Public Health Groups Deplore Assembly Action in Eliminating Tobacco Control Funding in Budget

(March 14, 2011)

Public health groups including the American Lung Association in New York, the American Cancer Society, the American Heart Association and the Campaign for Tobacco-Free Kids expressed shock and dismay at the state Assembly’s proposed budget released this weekend, which eliminates funding for the state’s Tobacco Use Prevention and Control Program. This weekend, both the State Assembly and State Senate majorities released their one-house budget bills, which detail how each house believes the state should spend its resources. 

New York’s Tobacco Control Program, a division of the Department of Health, implements evidence-based and promising strategies to prevent and reduce tobacco use. As a result of programmatic efforts, youth and adult smoking rates in New York have fallen faster than the nation as a whole, and are at their lowest levels on record.  The program funds important services, including the New York State Smokers’ Quitline, which helps free people from an addiction that kills 25,000 New Yorkers each year.  The program also funds community-based efforts which discourage youth from ever beginning to smoke.

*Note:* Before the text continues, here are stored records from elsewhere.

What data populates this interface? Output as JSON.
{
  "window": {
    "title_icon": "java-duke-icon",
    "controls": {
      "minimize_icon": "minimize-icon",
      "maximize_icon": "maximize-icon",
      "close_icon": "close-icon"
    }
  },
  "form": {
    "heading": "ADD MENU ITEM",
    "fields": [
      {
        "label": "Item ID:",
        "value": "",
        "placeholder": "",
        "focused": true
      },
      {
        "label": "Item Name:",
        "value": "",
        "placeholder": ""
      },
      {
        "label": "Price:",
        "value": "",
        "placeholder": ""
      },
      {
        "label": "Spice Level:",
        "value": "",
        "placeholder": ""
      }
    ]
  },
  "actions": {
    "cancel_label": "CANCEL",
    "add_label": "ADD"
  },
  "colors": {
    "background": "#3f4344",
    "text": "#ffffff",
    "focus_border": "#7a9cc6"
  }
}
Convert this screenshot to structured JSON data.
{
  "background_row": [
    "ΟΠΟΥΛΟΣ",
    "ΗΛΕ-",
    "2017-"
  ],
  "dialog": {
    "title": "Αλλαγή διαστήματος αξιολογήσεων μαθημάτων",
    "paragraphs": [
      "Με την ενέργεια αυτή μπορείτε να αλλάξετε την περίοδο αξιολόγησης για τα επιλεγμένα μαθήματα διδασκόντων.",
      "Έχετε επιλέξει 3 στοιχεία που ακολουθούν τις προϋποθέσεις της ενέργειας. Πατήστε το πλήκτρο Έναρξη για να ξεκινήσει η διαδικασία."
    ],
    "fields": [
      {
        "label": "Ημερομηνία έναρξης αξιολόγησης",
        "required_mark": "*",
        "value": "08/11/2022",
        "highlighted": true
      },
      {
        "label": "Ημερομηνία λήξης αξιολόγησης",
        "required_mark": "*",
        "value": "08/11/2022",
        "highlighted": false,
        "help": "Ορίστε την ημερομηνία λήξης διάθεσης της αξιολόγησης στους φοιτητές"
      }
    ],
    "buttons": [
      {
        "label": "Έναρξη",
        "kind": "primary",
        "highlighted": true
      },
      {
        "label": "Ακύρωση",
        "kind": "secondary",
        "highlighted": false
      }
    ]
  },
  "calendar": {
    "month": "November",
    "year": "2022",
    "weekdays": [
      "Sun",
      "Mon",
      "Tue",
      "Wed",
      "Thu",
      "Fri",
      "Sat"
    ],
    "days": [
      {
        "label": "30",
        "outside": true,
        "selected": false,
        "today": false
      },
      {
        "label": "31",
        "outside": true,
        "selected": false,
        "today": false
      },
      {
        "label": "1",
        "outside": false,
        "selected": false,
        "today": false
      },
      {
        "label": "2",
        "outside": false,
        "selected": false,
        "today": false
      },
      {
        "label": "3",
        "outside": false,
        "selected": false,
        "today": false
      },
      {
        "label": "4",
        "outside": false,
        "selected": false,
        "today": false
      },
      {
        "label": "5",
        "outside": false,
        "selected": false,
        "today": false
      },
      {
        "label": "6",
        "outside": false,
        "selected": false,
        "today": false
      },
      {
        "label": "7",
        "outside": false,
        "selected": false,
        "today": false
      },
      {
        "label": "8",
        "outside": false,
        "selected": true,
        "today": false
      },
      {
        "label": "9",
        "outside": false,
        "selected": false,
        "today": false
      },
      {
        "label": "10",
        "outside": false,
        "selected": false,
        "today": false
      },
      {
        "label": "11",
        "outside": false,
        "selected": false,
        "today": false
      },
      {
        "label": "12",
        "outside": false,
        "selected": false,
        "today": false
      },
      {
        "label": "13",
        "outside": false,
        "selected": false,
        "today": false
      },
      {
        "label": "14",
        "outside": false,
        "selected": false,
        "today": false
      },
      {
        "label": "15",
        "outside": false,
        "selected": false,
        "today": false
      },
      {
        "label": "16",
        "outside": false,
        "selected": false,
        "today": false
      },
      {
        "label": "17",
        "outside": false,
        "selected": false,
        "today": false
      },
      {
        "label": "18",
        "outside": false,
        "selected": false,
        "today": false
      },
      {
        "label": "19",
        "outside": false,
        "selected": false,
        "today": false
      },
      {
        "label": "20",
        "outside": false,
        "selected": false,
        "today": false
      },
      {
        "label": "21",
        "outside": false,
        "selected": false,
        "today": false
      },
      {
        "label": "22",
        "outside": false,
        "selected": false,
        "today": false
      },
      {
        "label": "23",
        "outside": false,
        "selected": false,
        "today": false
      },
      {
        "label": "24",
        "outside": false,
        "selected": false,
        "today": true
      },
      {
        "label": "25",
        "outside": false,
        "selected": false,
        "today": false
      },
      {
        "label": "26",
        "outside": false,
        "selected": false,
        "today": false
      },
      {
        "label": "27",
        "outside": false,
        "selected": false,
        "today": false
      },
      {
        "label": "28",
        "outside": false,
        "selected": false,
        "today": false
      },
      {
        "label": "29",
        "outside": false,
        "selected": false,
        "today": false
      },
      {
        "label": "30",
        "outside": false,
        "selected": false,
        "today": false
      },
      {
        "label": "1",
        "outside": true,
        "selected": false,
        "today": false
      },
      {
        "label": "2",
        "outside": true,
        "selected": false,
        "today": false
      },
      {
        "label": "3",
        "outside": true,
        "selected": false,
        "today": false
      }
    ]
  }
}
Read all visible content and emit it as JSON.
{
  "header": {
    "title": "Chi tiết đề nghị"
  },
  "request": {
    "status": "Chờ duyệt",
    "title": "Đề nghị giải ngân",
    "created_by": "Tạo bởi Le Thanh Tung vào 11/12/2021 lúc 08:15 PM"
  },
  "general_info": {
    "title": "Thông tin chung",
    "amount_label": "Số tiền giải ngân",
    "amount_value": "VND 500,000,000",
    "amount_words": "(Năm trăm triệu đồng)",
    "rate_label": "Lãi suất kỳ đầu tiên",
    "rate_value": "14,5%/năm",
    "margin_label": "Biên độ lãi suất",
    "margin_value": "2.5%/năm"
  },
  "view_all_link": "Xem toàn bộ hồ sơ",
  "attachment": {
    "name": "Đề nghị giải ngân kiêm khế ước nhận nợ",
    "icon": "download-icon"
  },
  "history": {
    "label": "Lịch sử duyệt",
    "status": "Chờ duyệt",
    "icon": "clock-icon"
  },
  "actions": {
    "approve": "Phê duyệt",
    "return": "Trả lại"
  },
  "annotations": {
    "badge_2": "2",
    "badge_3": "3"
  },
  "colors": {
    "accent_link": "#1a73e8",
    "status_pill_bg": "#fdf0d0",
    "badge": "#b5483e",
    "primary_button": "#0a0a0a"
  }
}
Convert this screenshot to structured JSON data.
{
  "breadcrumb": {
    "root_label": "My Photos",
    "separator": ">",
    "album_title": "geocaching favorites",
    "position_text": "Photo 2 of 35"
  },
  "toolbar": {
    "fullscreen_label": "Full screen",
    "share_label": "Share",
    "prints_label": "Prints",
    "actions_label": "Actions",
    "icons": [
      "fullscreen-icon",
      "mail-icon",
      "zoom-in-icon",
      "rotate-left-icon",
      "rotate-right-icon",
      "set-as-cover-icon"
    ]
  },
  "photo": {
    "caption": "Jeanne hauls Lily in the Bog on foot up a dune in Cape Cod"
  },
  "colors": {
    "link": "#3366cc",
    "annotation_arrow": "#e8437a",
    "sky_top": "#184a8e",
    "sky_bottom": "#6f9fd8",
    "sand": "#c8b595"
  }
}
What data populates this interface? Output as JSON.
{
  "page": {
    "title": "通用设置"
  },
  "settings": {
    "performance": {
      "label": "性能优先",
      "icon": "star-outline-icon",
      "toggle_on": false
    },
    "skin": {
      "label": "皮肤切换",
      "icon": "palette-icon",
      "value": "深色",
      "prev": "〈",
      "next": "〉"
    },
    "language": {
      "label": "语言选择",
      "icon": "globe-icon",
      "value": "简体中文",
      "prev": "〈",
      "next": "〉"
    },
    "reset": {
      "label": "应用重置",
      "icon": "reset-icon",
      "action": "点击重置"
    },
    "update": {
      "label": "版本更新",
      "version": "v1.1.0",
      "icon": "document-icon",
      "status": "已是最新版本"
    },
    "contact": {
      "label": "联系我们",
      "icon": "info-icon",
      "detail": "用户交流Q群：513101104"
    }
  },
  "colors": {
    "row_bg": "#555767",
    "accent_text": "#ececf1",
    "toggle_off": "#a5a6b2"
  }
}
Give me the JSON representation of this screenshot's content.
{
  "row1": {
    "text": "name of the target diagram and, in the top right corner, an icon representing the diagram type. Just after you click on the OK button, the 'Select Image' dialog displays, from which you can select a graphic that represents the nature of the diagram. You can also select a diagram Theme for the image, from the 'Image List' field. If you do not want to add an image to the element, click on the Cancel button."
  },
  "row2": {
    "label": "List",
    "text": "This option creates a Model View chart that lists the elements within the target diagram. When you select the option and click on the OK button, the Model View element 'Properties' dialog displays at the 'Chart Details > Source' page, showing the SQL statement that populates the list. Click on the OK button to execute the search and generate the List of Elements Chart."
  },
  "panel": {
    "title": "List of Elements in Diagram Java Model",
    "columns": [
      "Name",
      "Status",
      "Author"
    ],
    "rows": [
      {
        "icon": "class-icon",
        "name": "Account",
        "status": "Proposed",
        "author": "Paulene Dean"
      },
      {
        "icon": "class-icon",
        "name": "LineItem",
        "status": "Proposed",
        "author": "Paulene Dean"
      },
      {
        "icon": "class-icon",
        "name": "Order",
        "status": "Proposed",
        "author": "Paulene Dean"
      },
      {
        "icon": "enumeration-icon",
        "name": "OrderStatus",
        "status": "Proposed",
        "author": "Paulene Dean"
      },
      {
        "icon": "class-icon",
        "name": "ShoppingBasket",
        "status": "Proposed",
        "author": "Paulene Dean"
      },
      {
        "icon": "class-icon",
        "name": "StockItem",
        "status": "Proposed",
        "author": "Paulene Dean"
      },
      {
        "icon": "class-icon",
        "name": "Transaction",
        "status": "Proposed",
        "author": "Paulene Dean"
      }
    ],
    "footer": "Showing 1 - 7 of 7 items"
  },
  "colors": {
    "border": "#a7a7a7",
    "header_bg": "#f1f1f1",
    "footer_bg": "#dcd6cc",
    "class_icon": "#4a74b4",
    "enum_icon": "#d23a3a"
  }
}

When the economic cost of smoking in New York already exceeds $14 billion annually, cutting back on a program that helps reduce these costs defies logic.


“Earlier this year, the Lung Association released its State of Tobacco Control Report which gave New York an “F” for the level of funding it commits to tobacco prevention and control,”  said Irwin Berlin, MD, Board Chair, American Lung Association in New York. “When so many New Yorkers are dying and suffering from smoking-caused diseases, we need our elected officials to invest more in tobacco control efforts, not less.” 

"The state's Tobacco Control Program works, and by eliminating funding in the budget bill it introduced this past weekend, the Assembly will make a bleak future for New York," said Donald Distasio, CEO, American Cancer Society of NY & NJ.  "More death, suffering and misery from tobacco.  Smokers trapped in a deadly addiction with no way out.  An increasing number of kids taking up smoking.  Much higher long-term healthcare costs for New York's taxpayers.  We urge the Assembly to amend its budget document to include the full appropriation as recommended by the Governor in his budget proposal."

“Why would New York stymie the progress it has made in fighting the deadly effects of smoking? ,” said Julianne Hart, Government Relations Director of the American Heart Association. “Cutting the tobacco control program now only means higher health care costs later. It's short-sighted and a disservice to New Yorkers.”

“The proposed elimination of New York’s model tobacco prevention program would be a disaster for the state’s kids and taxpayers,” said Kevin O’Flaherty, Northeast Regional Director of Advocacy for the Campaign for Tobacco-Free Kids. “It would put at risk the progress New York has made in reducing tobacco use, saving lives and saving health care dollars. What it means is more kids will start smoking, fewer smokers will quit, health care costs will go up at a time when we can least afford it, and – worst of all – more New Yorkers will die from tobacco use.

“Even in these tough budget times, it makes no sense to cut this life-saving and cost-saving program, O’Flaherty continued.   “Preserving New York’s successful tobacco prevention program would take less than 3 percent of the money New York receives from its tobacco tax and tobacco settlement payments.”

The groups commended Governor Cuomo and the State Senate for showing a very strong commitment to tobacco control by maintaining proposed funding for the program at last year’s levels in their respective proposed budgets despite the challenging budget climate. The Assembly’s proposal is cause for alarm as it puts this vital program at risk of being excluded from the final budget bill the Legislature will send to the Governor.

“We need to get the message out to every state Assembly member and Senator that this funding is essential to New York’s public health,” said Irwin Berlin, MD of the Lung Association.  “Investing in tobacco control saves lives and saves the state money by reducing smoking attributable health care costs.  We simply cannot afford to cut this program.”

The groups are urging New Yorkers to contact their representatives in both the Assembly and the Senate to urge them to support a final budget bill that includes the original allocation of $58.4 million for the Tobacco Control Program proposed by Governor Cuomo.